Nonetheless, with some assorted tricks, we put together a list of usernames with the following tricks:
- URLs brute-forced from the on.snapjoy.com URL shortener: raw URL list, list of user URLs, list of usernames
- *.snapjoy.com DNS names pulled from a DNS cache, many of which were users
- 788 usernames that returned a valid address filtered from a list of @snapjoy's followers on Twitter.
- Names brute-forced from 27,608 common names which returned a valid HTTP response
- 302 more valid usernames from dictionary words.
Archives
In the end, because of the very small number of users we found, and that many (maybe most) either had no stuff or had no public stuff (and we had no way of telling the difference between the two). we ended up saving about 5.3 gigabytes of photographs. We don't know if that means vast amounts of data has been lost, or if Snapjoy was just really really small (and that Dropbox was too cheap to pay the $5/month to continue hosting it). Here's what we got:
- Images ordered by user/album_id/photo_id.jpg. The main tarball includes metadata for the albums; JSON metadata for individual photos is in a separate tarball.

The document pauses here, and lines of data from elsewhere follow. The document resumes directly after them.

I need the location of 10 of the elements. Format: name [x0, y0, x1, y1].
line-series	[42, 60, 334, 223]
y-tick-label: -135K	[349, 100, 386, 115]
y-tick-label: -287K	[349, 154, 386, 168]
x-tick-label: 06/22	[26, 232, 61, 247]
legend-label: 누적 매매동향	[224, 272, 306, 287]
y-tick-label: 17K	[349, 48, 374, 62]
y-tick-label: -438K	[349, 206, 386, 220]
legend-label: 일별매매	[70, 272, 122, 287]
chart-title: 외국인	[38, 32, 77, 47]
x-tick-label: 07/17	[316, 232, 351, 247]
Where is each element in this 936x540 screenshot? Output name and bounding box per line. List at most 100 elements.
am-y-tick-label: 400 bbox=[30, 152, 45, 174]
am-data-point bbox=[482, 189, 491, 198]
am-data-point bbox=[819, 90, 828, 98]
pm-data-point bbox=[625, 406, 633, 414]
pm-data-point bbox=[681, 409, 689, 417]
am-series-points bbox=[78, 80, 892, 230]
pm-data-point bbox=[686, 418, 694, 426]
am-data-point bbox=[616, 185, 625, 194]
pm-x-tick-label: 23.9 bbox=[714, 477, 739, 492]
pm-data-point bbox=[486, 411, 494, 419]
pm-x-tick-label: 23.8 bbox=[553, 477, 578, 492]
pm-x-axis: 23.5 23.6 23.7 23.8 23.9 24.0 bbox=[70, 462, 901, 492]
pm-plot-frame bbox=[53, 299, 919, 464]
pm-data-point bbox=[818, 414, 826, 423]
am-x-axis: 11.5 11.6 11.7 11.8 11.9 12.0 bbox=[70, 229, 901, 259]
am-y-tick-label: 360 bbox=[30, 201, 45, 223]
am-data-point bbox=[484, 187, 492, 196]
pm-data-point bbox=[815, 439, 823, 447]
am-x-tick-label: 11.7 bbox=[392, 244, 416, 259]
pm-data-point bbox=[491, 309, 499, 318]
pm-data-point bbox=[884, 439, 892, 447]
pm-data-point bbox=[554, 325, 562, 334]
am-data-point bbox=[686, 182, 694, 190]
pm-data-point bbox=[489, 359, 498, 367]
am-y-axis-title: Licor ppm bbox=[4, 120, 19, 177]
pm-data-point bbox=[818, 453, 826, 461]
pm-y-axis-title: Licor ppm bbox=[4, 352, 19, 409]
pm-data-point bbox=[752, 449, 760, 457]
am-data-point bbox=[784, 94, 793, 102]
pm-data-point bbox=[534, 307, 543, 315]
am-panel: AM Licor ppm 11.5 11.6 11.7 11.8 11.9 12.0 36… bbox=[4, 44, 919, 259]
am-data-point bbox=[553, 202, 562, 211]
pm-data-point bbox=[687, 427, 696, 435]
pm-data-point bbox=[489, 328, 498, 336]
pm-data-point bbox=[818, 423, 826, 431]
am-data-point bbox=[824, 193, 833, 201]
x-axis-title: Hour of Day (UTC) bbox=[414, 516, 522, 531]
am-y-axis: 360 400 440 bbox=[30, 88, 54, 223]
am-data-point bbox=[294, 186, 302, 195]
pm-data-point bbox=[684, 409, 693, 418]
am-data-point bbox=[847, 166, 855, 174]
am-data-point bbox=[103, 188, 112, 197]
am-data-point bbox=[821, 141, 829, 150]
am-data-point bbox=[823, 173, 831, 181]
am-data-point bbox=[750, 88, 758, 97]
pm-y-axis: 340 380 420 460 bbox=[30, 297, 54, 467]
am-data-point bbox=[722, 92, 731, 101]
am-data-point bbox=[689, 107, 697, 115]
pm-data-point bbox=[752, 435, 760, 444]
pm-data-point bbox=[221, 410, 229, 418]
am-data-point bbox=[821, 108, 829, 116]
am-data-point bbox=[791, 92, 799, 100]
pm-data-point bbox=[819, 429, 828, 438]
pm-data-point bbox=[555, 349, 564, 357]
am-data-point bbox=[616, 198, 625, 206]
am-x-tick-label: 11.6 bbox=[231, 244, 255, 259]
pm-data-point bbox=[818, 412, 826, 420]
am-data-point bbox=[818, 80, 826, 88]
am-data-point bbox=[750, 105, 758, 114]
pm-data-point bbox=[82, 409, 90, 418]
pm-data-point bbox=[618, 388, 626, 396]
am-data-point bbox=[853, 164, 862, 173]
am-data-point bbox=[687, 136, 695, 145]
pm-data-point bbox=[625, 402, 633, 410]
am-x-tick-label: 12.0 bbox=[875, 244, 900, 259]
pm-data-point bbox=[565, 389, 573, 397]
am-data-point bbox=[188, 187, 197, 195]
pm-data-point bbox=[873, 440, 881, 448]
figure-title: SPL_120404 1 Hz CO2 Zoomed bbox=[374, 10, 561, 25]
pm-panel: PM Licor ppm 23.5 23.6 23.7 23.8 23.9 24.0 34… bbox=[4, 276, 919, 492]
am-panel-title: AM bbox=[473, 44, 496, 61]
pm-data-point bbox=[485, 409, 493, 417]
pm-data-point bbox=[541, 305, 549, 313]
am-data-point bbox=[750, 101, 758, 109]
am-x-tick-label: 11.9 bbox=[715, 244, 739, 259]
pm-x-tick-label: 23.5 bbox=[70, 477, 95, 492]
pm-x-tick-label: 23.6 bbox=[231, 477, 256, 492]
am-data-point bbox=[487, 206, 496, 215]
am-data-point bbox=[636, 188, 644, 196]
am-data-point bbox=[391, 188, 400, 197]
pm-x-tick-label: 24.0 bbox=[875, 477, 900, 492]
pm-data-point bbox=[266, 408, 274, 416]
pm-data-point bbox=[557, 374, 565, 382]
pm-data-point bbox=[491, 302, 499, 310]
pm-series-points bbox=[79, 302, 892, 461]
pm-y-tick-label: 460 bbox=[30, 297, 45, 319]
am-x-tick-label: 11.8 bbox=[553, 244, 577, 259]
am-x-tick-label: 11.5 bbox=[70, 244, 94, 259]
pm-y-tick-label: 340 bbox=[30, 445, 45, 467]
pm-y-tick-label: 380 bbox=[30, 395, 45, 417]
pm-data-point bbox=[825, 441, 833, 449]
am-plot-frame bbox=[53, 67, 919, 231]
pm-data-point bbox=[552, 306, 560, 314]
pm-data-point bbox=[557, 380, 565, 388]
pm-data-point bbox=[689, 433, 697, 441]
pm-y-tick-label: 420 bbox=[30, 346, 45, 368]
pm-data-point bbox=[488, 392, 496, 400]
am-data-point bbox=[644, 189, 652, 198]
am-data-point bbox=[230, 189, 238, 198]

- Snapjoy blog, feedback and help sites.
Trivia
Stuff we found out while exploring the site, kept here for historical reasons:
- https://USERNAME.snapjoy.com/ returned 404 when a user is not registered. Interface is available only with SSL. Usernames were tested for validity with this basic script.
- There appears to be some sort of json interface, visible from the main page's source, located at https://www.snapjoy.com/check_username.
- Website Twitter feed (rarely updated) has 2420 followers and its Facebook page has 935 Likes. Alexa rank 557,636. iOS app had 34 reviews and was ranked 462 in the US app store.
- Website is hosted on AWS, with CloudFlare. Founded in May 2011. iOS app first posted Oct 14 2012.
- API was once under development; someone might still have active keys.
- Python script to download all the stuff from a user (not working now, obviously), and a Bash one-liner we used to grab all the JSON metadata for individual photos once the previous script had been run.